Hayatımdan insanlar çıkıp gidince sinir oluyorum. Hele bir de onları bir daha göremeyeceğimi bilince, daha da sinir oluyorum.
Az önce okuldan ayrılan, çok sevdiğim tiyatro hocama bir mesaj attım. Gerçekten benim kendi oyunumu yazmama ve oyunumu yönetmeme o kadar yardımcı oldu ki; onu düşündüğümde aklıma binlerce güzel şey geliyor. Kendisi herhalde oyunu en fazla izleyen insandı; çünkü 3 şovun 2sini tamamiyle izleyip, birinde de sadece başını izleyebilmişti. Kimsenin kalbini kıramazken ben, bana yönetmenliğin kalp kırmak olduğunu gösterip, benim yerime "Deniz size bağırmıyor; ama ben size bağırabilirim" cümlesiyle oyuncuları eleştirirdi. Önceki senelerde oyuncu olduğum zamanlarda bana kattıklarını tartışmaya bile gerek yok zaten. Kendisini gerçekten öğretmeye ve paylaşmaya adamış bir insan olduğu kesin.

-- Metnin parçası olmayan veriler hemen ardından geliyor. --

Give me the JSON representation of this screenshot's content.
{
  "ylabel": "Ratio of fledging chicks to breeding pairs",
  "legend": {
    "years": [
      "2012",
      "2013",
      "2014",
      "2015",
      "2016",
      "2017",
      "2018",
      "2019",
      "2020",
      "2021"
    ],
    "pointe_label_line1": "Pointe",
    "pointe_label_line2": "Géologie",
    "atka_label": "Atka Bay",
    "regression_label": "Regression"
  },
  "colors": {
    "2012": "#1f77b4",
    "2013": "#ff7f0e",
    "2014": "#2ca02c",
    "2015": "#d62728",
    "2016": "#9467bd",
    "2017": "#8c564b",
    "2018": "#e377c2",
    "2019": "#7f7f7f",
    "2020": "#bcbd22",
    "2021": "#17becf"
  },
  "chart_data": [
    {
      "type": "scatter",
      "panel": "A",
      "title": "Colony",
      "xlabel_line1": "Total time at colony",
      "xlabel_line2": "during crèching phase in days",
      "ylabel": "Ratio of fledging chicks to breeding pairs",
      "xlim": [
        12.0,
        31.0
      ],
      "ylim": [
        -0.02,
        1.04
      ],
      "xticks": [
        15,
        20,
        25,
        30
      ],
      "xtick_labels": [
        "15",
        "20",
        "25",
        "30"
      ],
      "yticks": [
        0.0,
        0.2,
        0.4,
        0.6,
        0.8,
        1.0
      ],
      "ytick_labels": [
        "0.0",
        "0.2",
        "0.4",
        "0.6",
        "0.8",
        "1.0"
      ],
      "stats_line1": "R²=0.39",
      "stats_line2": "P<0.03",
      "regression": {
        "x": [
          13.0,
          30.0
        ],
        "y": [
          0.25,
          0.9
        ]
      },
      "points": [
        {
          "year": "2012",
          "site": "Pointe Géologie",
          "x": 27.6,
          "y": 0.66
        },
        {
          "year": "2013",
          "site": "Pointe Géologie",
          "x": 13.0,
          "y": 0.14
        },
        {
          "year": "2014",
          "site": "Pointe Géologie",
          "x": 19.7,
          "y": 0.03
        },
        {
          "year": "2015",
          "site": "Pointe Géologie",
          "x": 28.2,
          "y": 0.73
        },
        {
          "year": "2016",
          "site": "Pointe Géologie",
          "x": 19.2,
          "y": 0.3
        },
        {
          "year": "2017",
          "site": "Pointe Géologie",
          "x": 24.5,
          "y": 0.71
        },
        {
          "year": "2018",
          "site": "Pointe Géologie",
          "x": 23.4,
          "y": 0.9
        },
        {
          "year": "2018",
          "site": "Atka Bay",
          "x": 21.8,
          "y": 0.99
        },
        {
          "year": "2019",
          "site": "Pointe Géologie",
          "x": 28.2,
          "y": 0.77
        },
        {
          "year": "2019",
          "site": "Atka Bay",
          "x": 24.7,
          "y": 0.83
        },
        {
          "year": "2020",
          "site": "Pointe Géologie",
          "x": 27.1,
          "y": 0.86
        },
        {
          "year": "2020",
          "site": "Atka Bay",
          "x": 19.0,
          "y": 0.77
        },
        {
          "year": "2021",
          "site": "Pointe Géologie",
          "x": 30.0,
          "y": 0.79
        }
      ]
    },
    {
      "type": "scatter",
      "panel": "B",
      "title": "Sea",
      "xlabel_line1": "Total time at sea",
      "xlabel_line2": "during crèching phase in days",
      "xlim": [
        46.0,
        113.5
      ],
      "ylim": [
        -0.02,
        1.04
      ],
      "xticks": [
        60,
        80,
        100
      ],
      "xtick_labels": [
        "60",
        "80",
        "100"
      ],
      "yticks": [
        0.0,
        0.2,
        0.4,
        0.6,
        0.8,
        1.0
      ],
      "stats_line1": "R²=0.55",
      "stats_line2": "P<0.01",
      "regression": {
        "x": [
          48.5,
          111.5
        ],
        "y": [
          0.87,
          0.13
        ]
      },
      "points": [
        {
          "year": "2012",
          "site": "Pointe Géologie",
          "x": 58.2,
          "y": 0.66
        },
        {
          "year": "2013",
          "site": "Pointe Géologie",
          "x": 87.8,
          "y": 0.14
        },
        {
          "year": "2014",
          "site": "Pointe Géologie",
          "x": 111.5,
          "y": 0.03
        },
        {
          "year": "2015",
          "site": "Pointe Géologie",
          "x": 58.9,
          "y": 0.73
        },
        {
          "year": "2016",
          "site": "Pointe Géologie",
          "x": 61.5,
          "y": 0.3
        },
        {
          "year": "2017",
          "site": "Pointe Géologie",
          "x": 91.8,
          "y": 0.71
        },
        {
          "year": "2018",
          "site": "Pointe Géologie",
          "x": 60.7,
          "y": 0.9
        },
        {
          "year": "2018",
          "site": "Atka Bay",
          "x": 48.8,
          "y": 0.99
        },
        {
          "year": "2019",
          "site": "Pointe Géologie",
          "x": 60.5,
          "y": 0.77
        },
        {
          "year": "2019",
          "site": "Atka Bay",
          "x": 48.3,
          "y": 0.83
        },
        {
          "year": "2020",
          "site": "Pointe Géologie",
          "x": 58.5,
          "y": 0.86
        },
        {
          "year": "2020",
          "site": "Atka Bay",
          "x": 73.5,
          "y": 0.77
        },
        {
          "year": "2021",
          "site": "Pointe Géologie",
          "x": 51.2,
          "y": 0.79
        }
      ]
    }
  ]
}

Ne yazık ki, artık Türkiye'de bile değil ve hayatımda bir daha eskisi gibi olamayacak. İşte böyle anlarda da kendime sormadan edemiyorum: "Sevdiğimiz insanlar neden hayatlarımızdan gidiyorlar?"

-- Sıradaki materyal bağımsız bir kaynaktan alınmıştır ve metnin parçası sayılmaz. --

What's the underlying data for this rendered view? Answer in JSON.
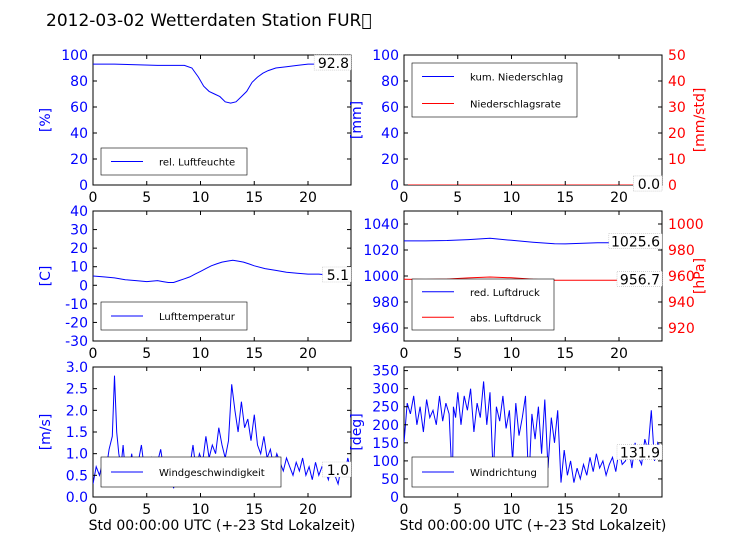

Bencilce olsa da, insanlar bırakıp gidememeli bir yeri bence. En azından ben gidene kadar. Bu şekilde, hep onlarla beraber kalır, mutlu bir yaşam sürerdik. Kimse farklı yollara gitmeseydi, birbirimizi kaybetmezdik.
Onun üzerine biraz daha düşünüyorum ve şunu farkediyorum ki, gerçekte en derinde biliyoruz ki, bizi birbirimizden koparanlar ne farklı şehirler, ne de farklı ülkeler. Bazen nedensizce insanlar birbirlerinin yaşamlarını terkedip, yanyana dursalar bile farklı dünyalarda oluyorlar. O zaman olay şuna dönüyor: İnsanları daha kalbimizde tutmayı beceremezken, onları nasıl sonsuza dek aynı mekanda tutmayı başarabiliriz ki?